A discussão sobre IBS e CBS na base de cálculo do ICMS ganhou força com a Reforma Tributária e, desde então, tem gerado interpretações divergentes entre os Estados. Em especial, a principal controvérsia envolve o ano de 2026, que marca o início do período de transição do novo sistema tributário.
Na última semana, nesse contexto, a Secretaria de Fazenda do Distrito Federal esclareceu que, para 2026, os novos tributos criados pela Reforma Tributária não devem integrar a base de cálculo do ICMS, salvo se a legislação vier a estabelecer regra expressa em sentido contrário.
Entendimento da Secretaria da Fazenda do DF sobre IBS e CBS na base de cálculo do ICMS
A manifestação ocorreu a partir de uma consulta formulada por uma empresa concessionária do setor de distribuição de energia elétrica. Segundo a Secretaria, a CBS (Contribuição sobre Bens e Serviços) e o IBS (Imposto sobre Bens e Serviços) não compõem a base de cálculo do ICMS no ano-base de 2026.
Além disso, o entendimento confirma posição já divulgada anteriormente pelo Portal da Reforma Tributária. Dessa forma, reforça-se a interpretação de que, durante o primeiro ano da transição, os novos tributos ainda não produzem efeitos plenos sobre a tributação estadual.
Divergência entre os Estados sobre a inclusão do IBS e da CBS na base do ICMS
Apesar disso, não existe uniformidade nacional sobre o tema. Por exemplo, Estados como Pernambuco e Santa Catarina defendem a inclusão da CBS e do IBS na base de cálculo do ICMS já em 2026.
Por outro lado, o Comsefaz (Comitê Nacional de Secretários de Fazenda) sustenta que essa inclusão não encontra respaldo jurídico no atual desenho da legislação complementar. Nesse sentido, o Comitê entende que a ausência de previsão legal expressa impede a ampliação da base de cálculo.

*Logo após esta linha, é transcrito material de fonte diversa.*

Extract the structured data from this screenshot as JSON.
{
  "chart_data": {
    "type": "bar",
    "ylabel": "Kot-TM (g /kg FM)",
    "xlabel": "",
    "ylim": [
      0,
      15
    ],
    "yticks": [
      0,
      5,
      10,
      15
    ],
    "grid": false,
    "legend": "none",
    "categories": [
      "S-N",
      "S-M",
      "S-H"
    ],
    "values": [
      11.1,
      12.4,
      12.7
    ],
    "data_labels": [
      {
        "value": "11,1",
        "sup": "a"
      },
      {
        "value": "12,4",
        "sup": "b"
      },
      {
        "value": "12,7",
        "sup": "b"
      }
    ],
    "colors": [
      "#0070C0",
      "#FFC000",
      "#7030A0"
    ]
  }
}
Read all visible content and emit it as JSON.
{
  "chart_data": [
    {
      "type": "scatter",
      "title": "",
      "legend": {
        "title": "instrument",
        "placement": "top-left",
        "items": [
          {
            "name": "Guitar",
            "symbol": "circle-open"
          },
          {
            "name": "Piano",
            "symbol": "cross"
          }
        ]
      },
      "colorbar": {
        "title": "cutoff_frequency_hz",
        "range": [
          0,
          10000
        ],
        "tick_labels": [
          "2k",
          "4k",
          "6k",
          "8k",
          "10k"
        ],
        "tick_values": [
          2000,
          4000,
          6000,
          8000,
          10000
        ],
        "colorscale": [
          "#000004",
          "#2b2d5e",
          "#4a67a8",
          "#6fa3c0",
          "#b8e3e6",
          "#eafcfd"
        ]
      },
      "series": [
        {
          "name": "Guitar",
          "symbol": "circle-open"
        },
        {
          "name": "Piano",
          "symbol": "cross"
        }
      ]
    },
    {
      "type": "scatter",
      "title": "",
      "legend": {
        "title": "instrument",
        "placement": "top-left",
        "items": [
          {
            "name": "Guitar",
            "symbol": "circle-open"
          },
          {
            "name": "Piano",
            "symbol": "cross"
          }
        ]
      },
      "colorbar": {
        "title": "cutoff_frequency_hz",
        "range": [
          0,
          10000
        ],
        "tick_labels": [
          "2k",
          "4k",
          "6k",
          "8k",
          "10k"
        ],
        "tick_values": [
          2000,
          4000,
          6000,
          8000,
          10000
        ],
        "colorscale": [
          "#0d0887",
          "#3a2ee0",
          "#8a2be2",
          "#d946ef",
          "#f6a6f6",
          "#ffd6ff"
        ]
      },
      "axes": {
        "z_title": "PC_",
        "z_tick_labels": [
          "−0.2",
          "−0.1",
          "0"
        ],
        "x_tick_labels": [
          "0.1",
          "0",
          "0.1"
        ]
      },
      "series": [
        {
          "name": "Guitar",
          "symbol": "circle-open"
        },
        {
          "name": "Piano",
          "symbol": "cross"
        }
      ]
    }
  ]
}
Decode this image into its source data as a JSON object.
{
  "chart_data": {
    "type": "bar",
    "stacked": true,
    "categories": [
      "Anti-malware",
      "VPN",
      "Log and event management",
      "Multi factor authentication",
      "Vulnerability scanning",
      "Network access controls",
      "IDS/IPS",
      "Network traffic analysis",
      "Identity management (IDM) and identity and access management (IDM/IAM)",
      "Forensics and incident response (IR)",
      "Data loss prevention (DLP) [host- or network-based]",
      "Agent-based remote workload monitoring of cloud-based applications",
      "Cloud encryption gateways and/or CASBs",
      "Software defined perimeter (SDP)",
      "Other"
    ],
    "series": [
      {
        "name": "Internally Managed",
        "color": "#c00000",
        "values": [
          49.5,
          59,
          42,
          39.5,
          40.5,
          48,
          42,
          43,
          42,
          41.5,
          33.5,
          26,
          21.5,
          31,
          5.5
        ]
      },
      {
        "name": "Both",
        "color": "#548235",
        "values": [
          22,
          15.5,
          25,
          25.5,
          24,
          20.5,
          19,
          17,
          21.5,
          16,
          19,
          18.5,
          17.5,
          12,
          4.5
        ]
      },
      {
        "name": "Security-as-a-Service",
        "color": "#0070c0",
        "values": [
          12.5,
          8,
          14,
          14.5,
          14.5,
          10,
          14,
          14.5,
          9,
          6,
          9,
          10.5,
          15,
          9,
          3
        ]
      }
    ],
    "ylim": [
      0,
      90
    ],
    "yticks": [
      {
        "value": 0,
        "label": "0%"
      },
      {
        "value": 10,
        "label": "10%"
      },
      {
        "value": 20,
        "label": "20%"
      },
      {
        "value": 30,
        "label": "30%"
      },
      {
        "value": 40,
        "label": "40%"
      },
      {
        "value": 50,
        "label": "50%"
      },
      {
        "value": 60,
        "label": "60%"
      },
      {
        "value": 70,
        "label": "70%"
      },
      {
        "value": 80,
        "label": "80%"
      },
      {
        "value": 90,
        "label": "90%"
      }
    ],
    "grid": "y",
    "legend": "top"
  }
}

Impacto da base de cálculo na carga tributária
A base de cálculo representa o valor sobre o qual incide a alíquota do imposto. Assim, quando o legislador inclui outros tributos nesse montante, a carga tributária efetiva tende a aumentar.
Para ilustrar, considere o seguinte exemplo:
- Base de R$ 100,00 com alíquota de 10% resulta em imposto de R$ 10,00.
- Contudo, se outro tributo é incluído e a base sobe para R$ 110,00, o imposto devido passa para R$ 11,00.
Por essa razão, a controvérsia sobre IBS e CBS na base de cálculo do ICMS possui impacto direto no custo das operações empresariais.
O que muda a partir de 2027
Há consenso, entretanto, de que, a partir de 2027, os novos tributos deverão integrar a base de cálculo do ICMS. Isso porque, nesse momento, o IBS e a CBS passarão a ser efetivamente cobrados.
Caso contrário, a exclusão desses valores poderia reduzir de forma relevante a arrecadação dos Estados. Assim, a controvérsia se restringe, principalmente, ao ano de 2026.
Risco de judicialização na transição tributária
Diante da ausência de regra clara na legislação complementar, cresce a expectativa de judicialização ao longo do período de transição, previsto para se estender até 2033.
Inclusive, a própria solução de consulta do Distrito Federal reconhece que o entendimento pode mudar, desde que surja nova disposição legal expressa sobre o tema.
Relação com a “tese do século”
Por fim, o impasse tem origem em uma lacuna da Emenda Constitucional nº 132/2025, que reacendeu discussões semelhantes às da chamada “tese do século”.
Em 2017, o STF declarou inconstitucional a inclusão do ICMS na base de cálculo do PIS e da Cofins. Desde então, a decisão gerou impactos fiscais relevantes e ainda hoje produz efeitos relacionados a créditos, restituições e critérios de cálculo.